I should add that I haven’t yet gotten to discussion of the obstacles to an obstruction prosecution posed by constitutional doubt about whether a sitting president can be criminally charged, the Justice Department’s longstanding policy position that it would not do so, and the possibility that, even if indicted, a president could pardon himself.

In short, although I forgive Professor Dershowitz for not ploughing through every nuance of my long and complex analysis, had he done so, he would have discovered that while I think his published analysis is, to be candid, too simplistic, we agree that, on the currently known facts alone, proving Mr. Trump guilty of the crime of obstruction of justice is in the highest degree unlikely.  What the future may hold is another matter.
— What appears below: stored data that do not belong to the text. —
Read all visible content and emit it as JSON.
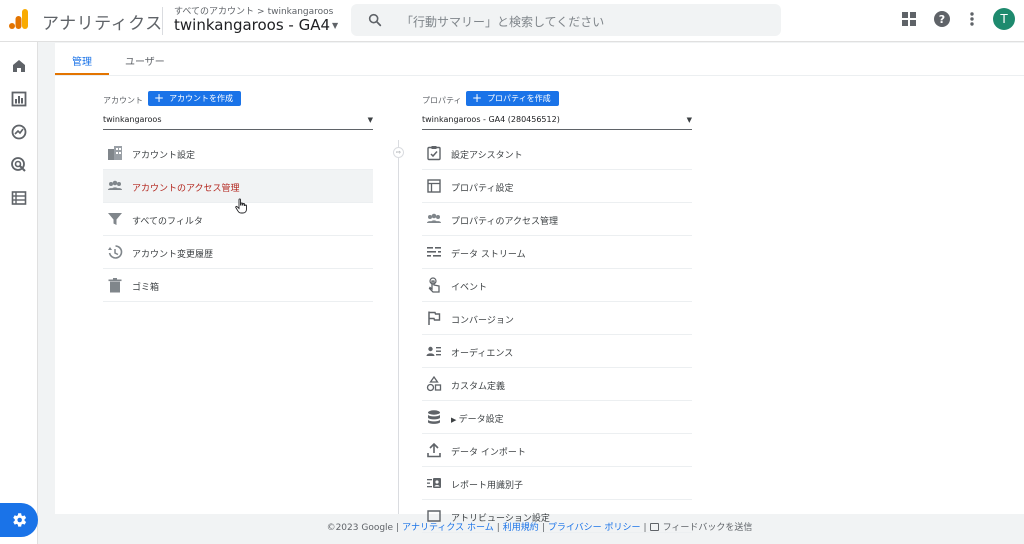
{
  "header": {
    "app_title": "アナリティクス",
    "breadcrumb_root": "すべてのアカウント",
    "breadcrumb_separator": ">",
    "breadcrumb_account": "twinkangaroos",
    "property_name": "twinkangaroos - GA4",
    "search_placeholder": "「行動サマリー」と検索してください",
    "avatar_letter": "T",
    "icons": [
      "analytics-logo",
      "search-icon",
      "apps-grid-icon",
      "help-icon",
      "more-vert-icon"
    ]
  },
  "rail": {
    "icons": [
      "home-icon",
      "reports-icon",
      "explore-icon",
      "advertising-icon",
      "configure-icon",
      "admin-gear-icon"
    ]
  },
  "tabs": [
    {
      "label": "管理",
      "active": true
    },
    {
      "label": "ユーザー",
      "active": false
    }
  ],
  "account_column": {
    "label": "アカウント",
    "create_button": "アカウントを作成",
    "selected": "twinkangaroos",
    "items": [
      {
        "label": "アカウント設定",
        "icon": "building-icon"
      },
      {
        "label": "アカウントのアクセス管理",
        "icon": "people-icon",
        "highlighted": true
      },
      {
        "label": "すべてのフィルタ",
        "icon": "filter-icon"
      },
      {
        "label": "アカウント変更履歴",
        "icon": "history-icon"
      },
      {
        "label": "ゴミ箱",
        "icon": "trash-icon"
      }
    ]
  },
  "property_column": {
    "label": "プロパティ",
    "create_button": "プロパティを作成",
    "selected": "twinkangaroos - GA4 (280456512)",
    "items": [
      {
        "label": "設定アシスタント",
        "icon": "checklist-icon"
      },
      {
        "label": "プロパティ設定",
        "icon": "property-settings-icon"
      },
      {
        "label": "プロパティのアクセス管理",
        "icon": "people-icon"
      },
      {
        "label": "データ ストリーム",
        "icon": "data-stream-icon"
      },
      {
        "label": "イベント",
        "icon": "touch-icon"
      },
      {
        "label": "コンバージョン",
        "icon": "flag-icon"
      },
      {
        "label": "オーディエンス",
        "icon": "audience-icon"
      },
      {
        "label": "カスタム定義",
        "icon": "shapes-icon"
      },
      {
        "label": "データ設定",
        "icon": "database-icon",
        "expandable": true
      },
      {
        "label": "データ インポート",
        "icon": "upload-icon"
      },
      {
        "label": "レポート用識別子",
        "icon": "identity-icon"
      },
      {
        "label": "アトリビューション設定",
        "icon": "attribution-icon"
      }
    ]
  },
  "footer": {
    "copyright": "©2023 Google",
    "links": [
      "アナリティクス ホーム",
      "利用規約",
      "プライバシー ポリシー"
    ],
    "feedback": "フィードバックを送信"
  },
  "colors": {
    "accent_blue": "#1a73e8",
    "tab_underline_orange": "#e37400",
    "highlight_text": "#b3261e",
    "avatar_green": "#1e8a6e"
  }
}
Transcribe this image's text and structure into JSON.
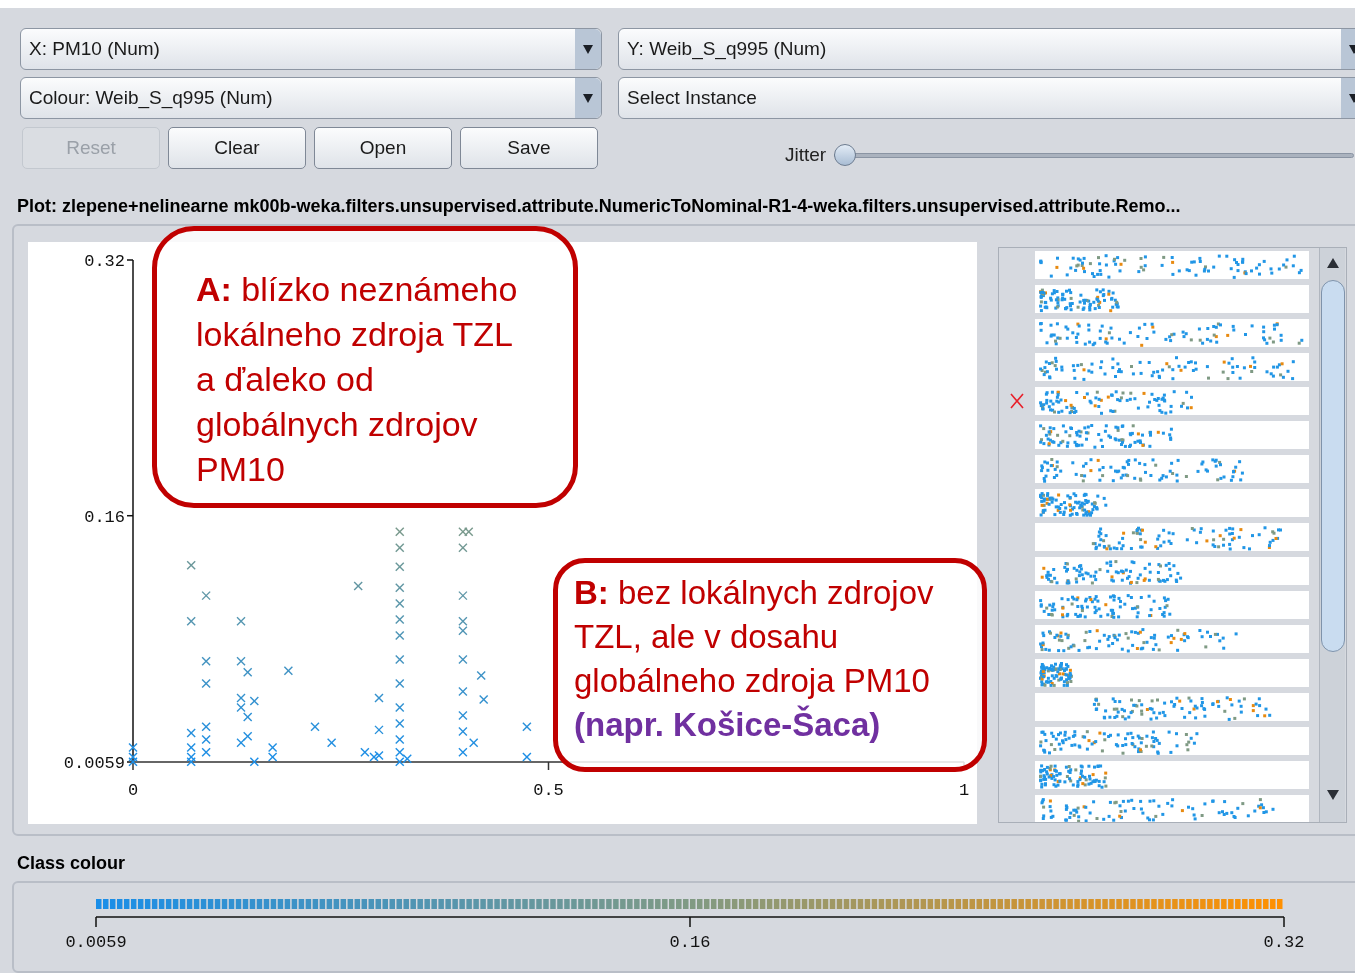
{
  "combos": [
    {
      "text": "X: PM10 (Num)"
    },
    {
      "text": "Y: Weib_S_q995 (Num)"
    },
    {
      "text": "Colour: Weib_S_q995 (Num)"
    },
    {
      "text": "Select Instance"
    }
  ],
  "buttons": [
    {
      "label": "Reset",
      "disabled": true
    },
    {
      "label": "Clear",
      "disabled": false
    },
    {
      "label": "Open",
      "disabled": false
    },
    {
      "label": "Save",
      "disabled": false
    }
  ],
  "jitter": {
    "label": "Jitter",
    "level": 0
  },
  "plot_title": "Plot: zlepene+nelinearne mk00b-weka.filters.unsupervised.attribute.NumericToNominal-R1-4-weka.filters.unsupervised.attribute.Remo...",
  "plot": {
    "chart_data": {
      "type": "scatter",
      "xlim": [
        0,
        1
      ],
      "ylim": [
        0.0059,
        0.32
      ],
      "xticks": [
        0,
        0.5,
        1
      ],
      "yticks": [
        0.0059,
        0.16,
        0.32
      ],
      "x": [
        0,
        0,
        0,
        0.07,
        0.07,
        0.07,
        0.07,
        0.07,
        0.07,
        0.088,
        0.088,
        0.088,
        0.088,
        0.088,
        0.088,
        0.13,
        0.13,
        0.13,
        0.13,
        0.13,
        0.138,
        0.138,
        0.138,
        0.146,
        0.146,
        0.168,
        0.168,
        0.187,
        0.219,
        0.239,
        0.271,
        0.279,
        0.29,
        0.296,
        0.296,
        0.296,
        0.321,
        0.321,
        0.321,
        0.321,
        0.321,
        0.321,
        0.321,
        0.321,
        0.321,
        0.321,
        0.321,
        0.321,
        0.321,
        0.321,
        0.33,
        0.397,
        0.397,
        0.397,
        0.397,
        0.397,
        0.397,
        0.397,
        0.397,
        0.397,
        0.397,
        0.404,
        0.41,
        0.419,
        0.422,
        0.474,
        0.474
      ],
      "series": [
        {
          "values": [
            0.015,
            0.009,
            0.006,
            0.129,
            0.094,
            0.024,
            0.015,
            0.009,
            0.006,
            0.11,
            0.069,
            0.055,
            0.028,
            0.02,
            0.012,
            0.094,
            0.069,
            0.046,
            0.04,
            0.018,
            0.062,
            0.034,
            0.022,
            0.006,
            0.044,
            0.009,
            0.015,
            0.063,
            0.028,
            0.018,
            0.116,
            0.012,
            0.009,
            0.046,
            0.026,
            0.01,
            0.15,
            0.14,
            0.128,
            0.115,
            0.105,
            0.095,
            0.085,
            0.07,
            0.055,
            0.04,
            0.03,
            0.02,
            0.012,
            0.006,
            0.008,
            0.15,
            0.14,
            0.11,
            0.094,
            0.088,
            0.07,
            0.05,
            0.035,
            0.025,
            0.012,
            0.15,
            0.018,
            0.06,
            0.045,
            0.028,
            0.009
          ]
        }
      ]
    }
  },
  "callouts": [
    {
      "lines": [
        "**A:** blízko neznámeho",
        "lokálneho zdroja TZL",
        "a ďaleko od",
        "globálnych zdrojov",
        "PM10"
      ]
    },
    {
      "lines": [
        "**B:** bez lokálnych zdrojov",
        "TZL, ale v dosahu",
        "globálneho zdroja PM10"
      ],
      "note": "(napr. Košice-Šaca)"
    }
  ],
  "thumbnails": [
    {
      "selected": false
    },
    {
      "selected": false
    },
    {
      "selected": false
    },
    {
      "selected": false
    },
    {
      "selected": true
    },
    {
      "selected": false
    },
    {
      "selected": false
    },
    {
      "selected": false
    },
    {
      "selected": false
    },
    {
      "selected": false
    },
    {
      "selected": false
    },
    {
      "selected": false
    },
    {
      "selected": false
    },
    {
      "selected": false
    },
    {
      "selected": false
    },
    {
      "selected": false
    },
    {
      "selected": false
    }
  ],
  "class_colour": {
    "title": "Class colour",
    "ticks": [
      "0.0059",
      "0.16",
      "0.32"
    ]
  }
}
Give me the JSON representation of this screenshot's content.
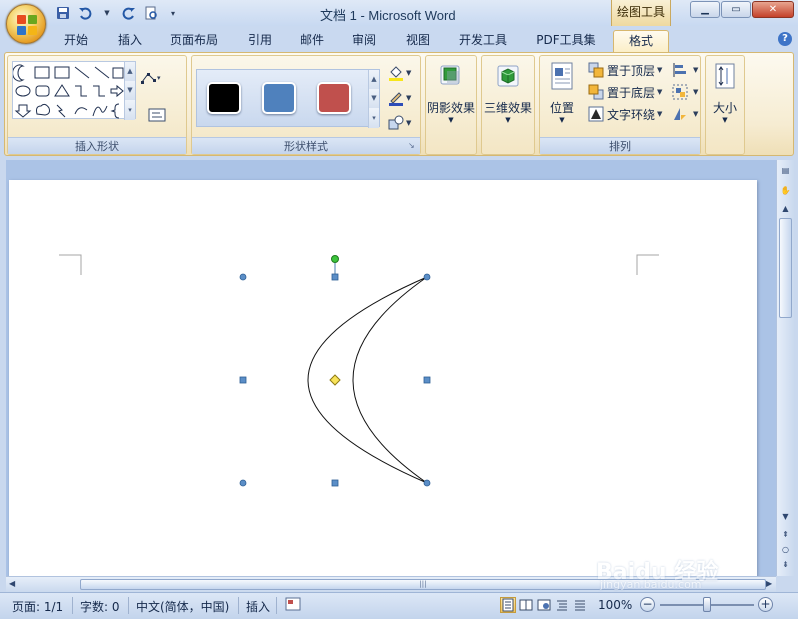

2)  The purpose of this blog — Which brings me to the point of this blog.  Professor Dershowitz and I would surely agree that odds of Mr. Trump being impeached and removed from office are tiny.  Leaving all other considerations aside, so long as Republicans control both houses of Congress, impeachment is a liberal fantasy (unless Mr. Trump really does gun someone down on Fifth Avenue, and even that might not do it).  But midterm elections are coming and that purely political obstacle might, I repeat might, be removed.

In the meantime, impeachment talk is everywhere.  Most of it is grossly uninformed.  The lack of information and dispassionate analysis is itself dangerous.  For Mr. Trump’s most ardent foes, the information void fuels hope of a sudden resolution to a problem which is, almost certainly, only resolvable at the ballot box.  Disappointment of that hope could lead to unhealthy disillusionment, despair, and disengagement.  For Mr. Trump’s supporters and defenders, the information void fosters equally unjustifiable, and perhaps even more dangerous, fantasies of presidential immunity to the law, established political norms, and the constitution itself.

The point of this blog is to inform the conversation.  To provide laymen some legal insights.  To engage lawyers and scholars in serious conversation.  To channel impeachment debates, so far as possible, away from emotion and toward careful analysis of law, history, and the public good.

Professor Dershowitz’s valid insights

I take Professor Dershowitz’s main points to be: (1) deploying criminal processes against political actors is a dangerous business, posing real risks to democracy unless the greatest care is taken; (2) the same is true about an over-readiness to start talking impeachment as soon as an election produces a president one does not like; and (3) liberals too eager to use these tools against Mr. Trump risk looking like hypocrites.

I take all these admonitions seriously.  I am particularly conscious that my introduction to the law of impeachment came during the Clinton mess in which I, a Democrat, argued that, although President Clinton had probably committed impeachable offenses, Congress ought not impeach him.  I recognize that I have an obligation to apply the same degree of rigor and skepticism to claims that Mr. Trump – of whose personality, character, and policies I deeply disapprove — should be impeached.  Whether I can achieve that level of intellectual self-discipline remains to be seen.  But I promise to try.

That having been said, I find Professor Dershowitz’s almost contemptuous dismissal of the prospect that Mr. Trump may have committed obstruction of justice or other criminal – and thus potentially impeachable – offenses a little too stagey, a bit too much in his character of the contrarian curmudgeon, to be convincing.

It is all very well to be cautious about criminalizing politics or reflexively crying “impeachment” as a remedy for electoral failure.  Those are appropriate cautions in ordinary times, or anything approaching them.  But, even the most objective, equable, tolerant observer must, if candid, recognize that Mr. Trump represents an entirely new, and possibly dangerous, phenomenon in American history.   It is a phenomenon that may require recourse to extraordinary measures.  This blog is devoted to a careful consideration of that eventuality.